During an appeal launched by Mr Bouchard against his conviction, Mr Hubbard said that a chemical reagent, used to separate drugs from each other in samples of blood and urine during the testing process, must have been contaminated with THC, the main psychoactive compound in cannabis, when it was created at his laboratory.

All criminal cases where the same batch of reagent was used during testing have since been revisited, with all samples being reanalysed. No discrepancies have been found.

Mr Bouchard was initially arrested after he was alleged to have been ‘seen driving on a road in St Helier in such a manner as to cause a member of the public to telephone the police’.

He also had Diazepam in his blood but this was below the level which would warrant prosecution.

In a Royal Court judgment from Mr Bouchard’s appeal, Deputy Bailiff Robert MacRae said the court would only entertain an appeal against a conviction where a guilty plea was entered in ‘exceptional circumstances’.

‘There was, in fact, no THC in the appellant’s blood.
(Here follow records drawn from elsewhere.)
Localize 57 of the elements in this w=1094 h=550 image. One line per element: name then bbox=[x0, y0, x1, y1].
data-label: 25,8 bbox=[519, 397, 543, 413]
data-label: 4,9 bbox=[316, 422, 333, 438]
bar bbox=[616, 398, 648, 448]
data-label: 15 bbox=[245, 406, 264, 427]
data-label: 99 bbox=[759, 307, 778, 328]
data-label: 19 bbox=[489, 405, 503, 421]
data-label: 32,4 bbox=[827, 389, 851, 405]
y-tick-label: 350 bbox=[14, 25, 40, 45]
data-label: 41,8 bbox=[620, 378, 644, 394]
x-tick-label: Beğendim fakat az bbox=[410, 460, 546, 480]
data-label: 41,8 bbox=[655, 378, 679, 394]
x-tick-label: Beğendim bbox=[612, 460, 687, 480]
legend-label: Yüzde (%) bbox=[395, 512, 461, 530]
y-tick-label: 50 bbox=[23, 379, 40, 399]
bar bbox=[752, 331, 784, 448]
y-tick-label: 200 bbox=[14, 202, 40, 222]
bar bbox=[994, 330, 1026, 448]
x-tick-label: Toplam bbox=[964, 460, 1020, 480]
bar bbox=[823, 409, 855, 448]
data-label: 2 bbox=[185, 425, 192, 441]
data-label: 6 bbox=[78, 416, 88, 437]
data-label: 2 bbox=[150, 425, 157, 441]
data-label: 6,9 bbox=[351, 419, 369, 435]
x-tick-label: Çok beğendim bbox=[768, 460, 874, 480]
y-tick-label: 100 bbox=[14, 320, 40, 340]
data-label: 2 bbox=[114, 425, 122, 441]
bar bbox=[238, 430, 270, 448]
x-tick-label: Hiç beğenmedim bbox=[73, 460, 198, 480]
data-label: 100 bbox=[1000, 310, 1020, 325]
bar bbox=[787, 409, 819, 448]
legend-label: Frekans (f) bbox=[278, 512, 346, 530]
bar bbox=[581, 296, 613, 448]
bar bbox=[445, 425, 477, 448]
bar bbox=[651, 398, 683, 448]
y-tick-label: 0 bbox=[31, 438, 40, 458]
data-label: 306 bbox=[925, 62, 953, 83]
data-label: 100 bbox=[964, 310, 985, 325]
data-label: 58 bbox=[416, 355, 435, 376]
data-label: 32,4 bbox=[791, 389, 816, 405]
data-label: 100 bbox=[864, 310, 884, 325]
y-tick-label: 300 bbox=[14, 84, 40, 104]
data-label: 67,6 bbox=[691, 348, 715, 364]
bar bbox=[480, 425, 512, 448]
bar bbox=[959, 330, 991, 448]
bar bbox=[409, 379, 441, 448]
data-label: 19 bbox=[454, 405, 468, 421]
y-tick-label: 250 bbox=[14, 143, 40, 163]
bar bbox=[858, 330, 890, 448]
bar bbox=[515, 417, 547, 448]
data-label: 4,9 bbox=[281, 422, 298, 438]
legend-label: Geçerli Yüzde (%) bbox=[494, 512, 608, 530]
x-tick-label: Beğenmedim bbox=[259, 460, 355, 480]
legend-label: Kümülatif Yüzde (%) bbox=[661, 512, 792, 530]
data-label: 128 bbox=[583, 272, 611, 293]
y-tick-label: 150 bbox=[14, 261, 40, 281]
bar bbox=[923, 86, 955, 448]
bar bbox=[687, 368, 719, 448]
It was this finding that led him to plead guilty. The plea was entered on the basis of evidence that was simply false, although relied upon in good faith by the prosecuting authorities. Although the appellant was a cannabis user, his use of cannabis was not, on his evidence and the evidence as a whole, sufficient to have affected his driving on this occasion.

‘Indeed, there may have been no cannabis present in his system at the time.’

He added: ‘…we were satisfied that in these particular circumstances, namely where the appellant elected to plead guilty exclusively by reference to expert evidence that, in fact, was entirely wrong, and demonstrated to be so, thus undermining the entire basis of the conviction, that the Court has a jurisdiction to consider an appeal against conviction. In these circumstances we elected to permit the appellant to appeal his conviction and quashed the same.’